District nurses will have defined high-level generalist competences and be able to work flexibly and in partnership with patients, carers, communities and a range of other professionals, including social care and voluntary workers and carers. They will be enabled to work across hospital and community boundaries and beyond traditional professional and employment demarcations, with flexible skills and the ability to adapt and innovate.

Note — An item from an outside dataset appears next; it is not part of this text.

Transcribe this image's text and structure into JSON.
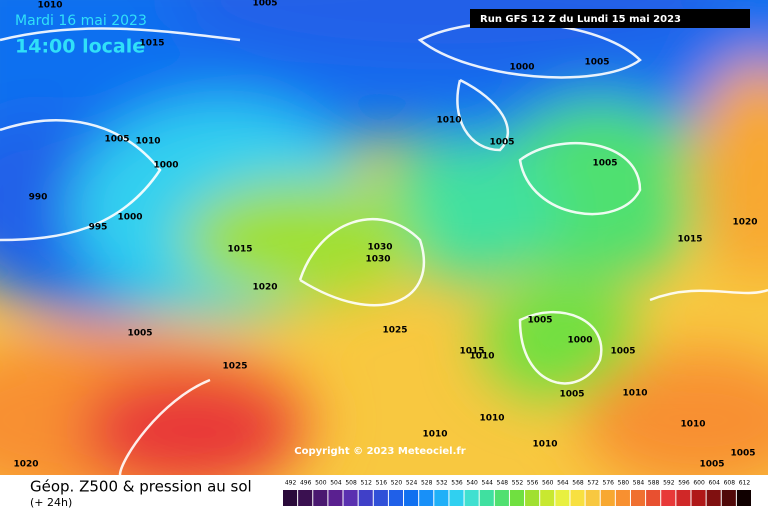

This vision aims to support people to stay longer at home and in their communities. It balances the role of the district nurse in managing complexity alongside promoting self-care, independence, prevention and community engagement. It reflects a public health approach based on evidence of what works and is underpinned by fundamental principles that define the focus of the role as being about:
- promoting prevention
- adopting strength- and asset-based approaches
- practising relationship-based care
- promoting self-care and independence
- enabling people to manage their own health
- providing continuity of leadership and care delivery
- adopting a lead role in care, including complex care and case management
- promoting ownership, responsibility, accountability and independent decision-making
- working in wider integrated community nursing and multidisciplinary teams that include general practice nurses to achieve effective outcomes realised through interventions by appropriately qualified professionals
- working in localities/neighbourhoods and drawing on local infrastructure and resources
- basing interventions on evidence from research and evaluation and knowledge of individuals and communities
- getting it right for every person every time
- utilising skills in the social care sector and working in partnership.
The district nurse role must be patient-centred, aim to reduce variation, and ensure individuals and their families receive high-quality services that improve health and reduce inequalities. This is achieved by a model that:
- clarifies the unique (specialist generalist) district nurse role of providing care while promoting enhanced integration between health and social care, reflecting the views of professionals and key partners and building on best evidence of what works
- defines relationships with the National Health and Wellbeing Outcomes and related policy work streams, such as the public health outcomes frameworks, and patient safety and quality programmes.
Key features of the district nursing role
The model highlights seven core elements where it is expected district nurses will play
a key leadership role:
- public health
- anticipatory care
- care/case management
- intermediate care
- palliative and end-of-life care.
Further work is being undertaken on developing a model of caseload weighting and resource allocation that will complement the national workload and workforce planning tool. This will be based on a validated tool and population data and will incorporate factors such as deprivation, risk prediction, prevalence of long-term conditions, and estimations of complexity, dependency and time.
The aim is to underpin the provision of safe, effective and proactive interventions and care through the ability to direct capacity and additional time to deliver more complex interventions in identified deprived areas. In addition, work will begin to explore the interface and role of general practice nursing, to complement and enhance integrated team-working and development.